Female Pelvic Medicine & Reconstructive Surgery:
1The Institute for Female Pelvic Medicine & Reconstructive Surgery, Allentown, PA; 2Scott & White, Temple, TX; 3Brigham And Women's Hospital, Boston, MA; 4Evanston Northshore Hospital, Evanston, IL; 5University of Pennsylvania, Philadelphia, PA; 6Loyola University, Chicago, IL; 7University of Texas Southwestern Medical Center, Dallas, TX; 8Greater Baltimore Medical Center, Baltimore, MD; 9University of New Mexico, Albuquerque, NM
DISCLOSURE OF RELEVANT FINANCIAL RELATIONSHIPS: Stephanie Molden: Ethicon:honorarium:preceptor; Miles Murphy: Ethicon:Consulting Fee:Consultant;AMS:Consulting Fee:Consultant; Bard:Consulting Fee:Consultant
The purpose of this study was to determine risk factors for voiding dysfunction necessitating sling revision after midurethral polypropylene sling placement.
MATERIALS AND METHODS:
This multicenter case-control study included patients who underwent midurethral polypropylene sling placement and subsequent sling revision secondary to voiding dysfunction from January 1999 to January 2007 from nine urogynecologic centers across the US. Controls were patients who had undergone midurethral polypropylene sling placement not necessitating revision and were matched by patient age and date of surgery. Data collected included demographics, urodynamic study data, sling type, operative data, and clinical information before and after sling revision. Univariate analyses identified risk factors for voiding dysfunction, based on chi square tests for categorical variables, independent samples t-tests for normally distributed continuous variables, and Mann-Whitney rank sums tests for non-normally distributed continuous variables. Direct logistic regression analysis was used to determine which diagnostic variables predicted voiding dysfunction necessitating sling revision.
One hundred ninety seven patients met case study criteria with 2 controls matched to each case for a total of 394 controls. Two hundred fourteen patients had all data points and were included in the logistic regression analysis. No specific patient characteristics increased the risk for sling revision including: age, race, BMI, smoking status, menopause status, hormone use, COPD/asthma history, previous incontinence or prolapse surgery, prior hysterectomy, preoperative diagnosis, and presence of intrinsic sphincter deficiency. Risk factors for sling revision did include: retropubic sling type (OR = 2.11, 95% CI 1.03–4.34, P = .04) and concurrent surgery (OR = 4.21, 95% CI 1.96–9.04, P = .0002) In contrast, pre-sling post void residual values, maximum detrusor pressures, maximum urinary flow rates, general anesthesia, and sling tensioning with cough/crede versus visual placement did not significantly predict the need for sling revision (all P-values >.05).

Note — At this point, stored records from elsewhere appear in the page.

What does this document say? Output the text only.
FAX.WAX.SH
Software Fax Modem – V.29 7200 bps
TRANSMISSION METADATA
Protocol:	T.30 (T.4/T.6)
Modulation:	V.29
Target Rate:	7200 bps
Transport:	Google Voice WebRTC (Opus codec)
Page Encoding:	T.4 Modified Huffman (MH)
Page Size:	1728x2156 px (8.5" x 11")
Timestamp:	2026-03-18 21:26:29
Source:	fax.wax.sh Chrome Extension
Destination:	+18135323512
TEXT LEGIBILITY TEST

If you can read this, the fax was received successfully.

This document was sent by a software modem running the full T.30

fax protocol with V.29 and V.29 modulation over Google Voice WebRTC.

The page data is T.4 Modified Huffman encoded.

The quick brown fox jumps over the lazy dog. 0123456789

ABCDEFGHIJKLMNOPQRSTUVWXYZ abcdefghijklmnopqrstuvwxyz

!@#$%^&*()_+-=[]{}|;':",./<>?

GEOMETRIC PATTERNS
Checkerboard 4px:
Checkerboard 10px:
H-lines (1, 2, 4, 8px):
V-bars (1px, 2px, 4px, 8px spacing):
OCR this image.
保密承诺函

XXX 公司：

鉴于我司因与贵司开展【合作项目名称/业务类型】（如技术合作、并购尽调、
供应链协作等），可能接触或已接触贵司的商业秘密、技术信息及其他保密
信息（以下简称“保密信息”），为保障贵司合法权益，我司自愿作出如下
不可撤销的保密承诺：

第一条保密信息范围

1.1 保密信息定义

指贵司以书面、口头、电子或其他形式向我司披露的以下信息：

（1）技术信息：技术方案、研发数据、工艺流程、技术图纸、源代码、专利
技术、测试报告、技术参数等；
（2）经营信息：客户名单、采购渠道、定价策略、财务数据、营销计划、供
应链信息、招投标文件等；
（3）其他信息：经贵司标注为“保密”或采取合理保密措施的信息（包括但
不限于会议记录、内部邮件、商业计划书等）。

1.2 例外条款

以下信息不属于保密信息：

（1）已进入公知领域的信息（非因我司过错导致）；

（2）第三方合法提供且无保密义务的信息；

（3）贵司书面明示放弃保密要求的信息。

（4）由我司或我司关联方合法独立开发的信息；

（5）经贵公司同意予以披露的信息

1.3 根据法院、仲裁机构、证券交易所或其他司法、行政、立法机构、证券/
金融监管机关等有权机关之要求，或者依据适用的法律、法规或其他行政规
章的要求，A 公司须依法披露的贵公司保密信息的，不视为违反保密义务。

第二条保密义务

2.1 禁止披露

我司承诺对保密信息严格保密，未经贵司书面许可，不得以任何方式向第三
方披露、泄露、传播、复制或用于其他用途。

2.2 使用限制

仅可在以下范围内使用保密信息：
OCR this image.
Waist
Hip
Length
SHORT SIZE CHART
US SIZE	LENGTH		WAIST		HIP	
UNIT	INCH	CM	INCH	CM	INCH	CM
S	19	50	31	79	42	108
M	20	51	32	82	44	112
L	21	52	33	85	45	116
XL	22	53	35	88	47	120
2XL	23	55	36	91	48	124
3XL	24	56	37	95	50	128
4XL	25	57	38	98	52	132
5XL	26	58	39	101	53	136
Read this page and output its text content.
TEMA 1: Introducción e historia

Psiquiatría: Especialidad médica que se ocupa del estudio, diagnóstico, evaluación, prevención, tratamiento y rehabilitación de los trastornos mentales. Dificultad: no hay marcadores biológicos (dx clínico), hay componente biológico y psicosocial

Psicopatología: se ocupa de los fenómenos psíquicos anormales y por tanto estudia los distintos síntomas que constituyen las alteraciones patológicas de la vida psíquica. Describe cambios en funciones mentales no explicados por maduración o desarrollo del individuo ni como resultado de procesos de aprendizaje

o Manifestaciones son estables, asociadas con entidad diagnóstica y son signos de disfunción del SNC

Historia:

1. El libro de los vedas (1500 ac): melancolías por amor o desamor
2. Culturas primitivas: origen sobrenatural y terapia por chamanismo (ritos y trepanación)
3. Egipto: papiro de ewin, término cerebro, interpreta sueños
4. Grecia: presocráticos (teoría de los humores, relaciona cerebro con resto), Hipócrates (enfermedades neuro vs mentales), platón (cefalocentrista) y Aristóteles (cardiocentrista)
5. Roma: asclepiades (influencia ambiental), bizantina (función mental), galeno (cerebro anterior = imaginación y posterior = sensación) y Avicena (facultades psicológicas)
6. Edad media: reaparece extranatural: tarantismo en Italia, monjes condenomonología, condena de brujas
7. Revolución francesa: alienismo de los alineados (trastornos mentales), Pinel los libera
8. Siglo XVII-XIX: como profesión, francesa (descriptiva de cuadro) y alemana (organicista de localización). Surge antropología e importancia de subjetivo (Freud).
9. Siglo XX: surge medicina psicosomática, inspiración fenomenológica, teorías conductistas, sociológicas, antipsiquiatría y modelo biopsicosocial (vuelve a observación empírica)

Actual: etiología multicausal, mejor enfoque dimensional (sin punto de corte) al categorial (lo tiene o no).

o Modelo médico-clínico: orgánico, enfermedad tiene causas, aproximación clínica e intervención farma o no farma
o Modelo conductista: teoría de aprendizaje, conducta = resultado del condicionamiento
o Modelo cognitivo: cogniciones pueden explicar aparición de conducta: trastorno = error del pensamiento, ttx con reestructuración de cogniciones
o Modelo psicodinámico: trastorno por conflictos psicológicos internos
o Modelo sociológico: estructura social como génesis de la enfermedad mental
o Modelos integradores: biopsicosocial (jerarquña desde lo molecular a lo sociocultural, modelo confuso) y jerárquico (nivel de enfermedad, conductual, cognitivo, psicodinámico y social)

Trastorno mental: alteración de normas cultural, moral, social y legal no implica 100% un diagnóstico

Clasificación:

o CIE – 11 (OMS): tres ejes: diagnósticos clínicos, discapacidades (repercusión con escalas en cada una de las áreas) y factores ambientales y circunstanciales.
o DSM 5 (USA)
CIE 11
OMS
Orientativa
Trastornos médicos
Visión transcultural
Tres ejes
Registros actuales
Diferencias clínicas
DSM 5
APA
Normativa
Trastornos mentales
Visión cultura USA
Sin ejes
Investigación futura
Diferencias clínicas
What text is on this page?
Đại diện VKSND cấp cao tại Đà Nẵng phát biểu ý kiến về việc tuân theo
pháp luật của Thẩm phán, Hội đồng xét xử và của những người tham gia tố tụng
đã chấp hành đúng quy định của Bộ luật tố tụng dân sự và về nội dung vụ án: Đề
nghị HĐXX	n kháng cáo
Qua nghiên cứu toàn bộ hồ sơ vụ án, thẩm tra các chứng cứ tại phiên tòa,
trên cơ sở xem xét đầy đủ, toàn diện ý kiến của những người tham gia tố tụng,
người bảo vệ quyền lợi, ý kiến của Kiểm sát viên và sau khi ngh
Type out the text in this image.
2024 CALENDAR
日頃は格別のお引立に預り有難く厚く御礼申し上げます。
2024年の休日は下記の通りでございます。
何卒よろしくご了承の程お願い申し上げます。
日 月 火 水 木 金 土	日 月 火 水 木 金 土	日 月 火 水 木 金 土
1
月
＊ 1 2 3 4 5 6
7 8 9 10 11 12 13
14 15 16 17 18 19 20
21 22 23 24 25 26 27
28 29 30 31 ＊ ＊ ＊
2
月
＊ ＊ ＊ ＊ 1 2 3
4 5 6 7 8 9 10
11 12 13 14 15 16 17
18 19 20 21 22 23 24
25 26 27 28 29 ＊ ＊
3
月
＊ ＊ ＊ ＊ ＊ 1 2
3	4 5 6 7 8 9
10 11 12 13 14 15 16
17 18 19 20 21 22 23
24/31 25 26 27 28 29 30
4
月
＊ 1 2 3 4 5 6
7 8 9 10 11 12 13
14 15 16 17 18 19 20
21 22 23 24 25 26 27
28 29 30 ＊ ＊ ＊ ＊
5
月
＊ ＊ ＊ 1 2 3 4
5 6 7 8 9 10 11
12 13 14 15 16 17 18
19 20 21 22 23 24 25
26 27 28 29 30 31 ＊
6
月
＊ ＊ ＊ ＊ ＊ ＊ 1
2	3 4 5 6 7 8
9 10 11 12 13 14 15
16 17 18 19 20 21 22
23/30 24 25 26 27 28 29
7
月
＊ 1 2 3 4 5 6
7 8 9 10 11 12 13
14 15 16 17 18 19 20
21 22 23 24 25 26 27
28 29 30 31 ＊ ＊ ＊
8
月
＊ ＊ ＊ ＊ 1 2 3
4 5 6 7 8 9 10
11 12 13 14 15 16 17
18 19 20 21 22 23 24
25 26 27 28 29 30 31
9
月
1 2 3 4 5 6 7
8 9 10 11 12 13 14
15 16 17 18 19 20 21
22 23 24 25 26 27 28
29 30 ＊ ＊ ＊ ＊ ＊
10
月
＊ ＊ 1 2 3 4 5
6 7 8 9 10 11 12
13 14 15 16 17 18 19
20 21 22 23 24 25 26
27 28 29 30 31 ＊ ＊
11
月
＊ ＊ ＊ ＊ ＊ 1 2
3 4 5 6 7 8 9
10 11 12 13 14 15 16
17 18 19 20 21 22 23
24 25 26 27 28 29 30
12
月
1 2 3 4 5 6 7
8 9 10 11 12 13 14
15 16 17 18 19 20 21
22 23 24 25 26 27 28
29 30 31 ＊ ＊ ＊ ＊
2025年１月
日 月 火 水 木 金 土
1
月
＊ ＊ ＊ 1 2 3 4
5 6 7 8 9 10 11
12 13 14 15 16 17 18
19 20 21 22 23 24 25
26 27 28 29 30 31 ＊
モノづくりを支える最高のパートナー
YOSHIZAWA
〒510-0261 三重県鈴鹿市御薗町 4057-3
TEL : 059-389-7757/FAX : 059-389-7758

This study determined that the retropubic sling type and concurrent surgery at the time of sling placement are risk factors for postoperative voiding dysfunction and sling revision. Urodynamic findings, baseline demographic information, anesthesia type and sling tensioning technique were not found to be predictive of voiding dysfunction and need for sling revision.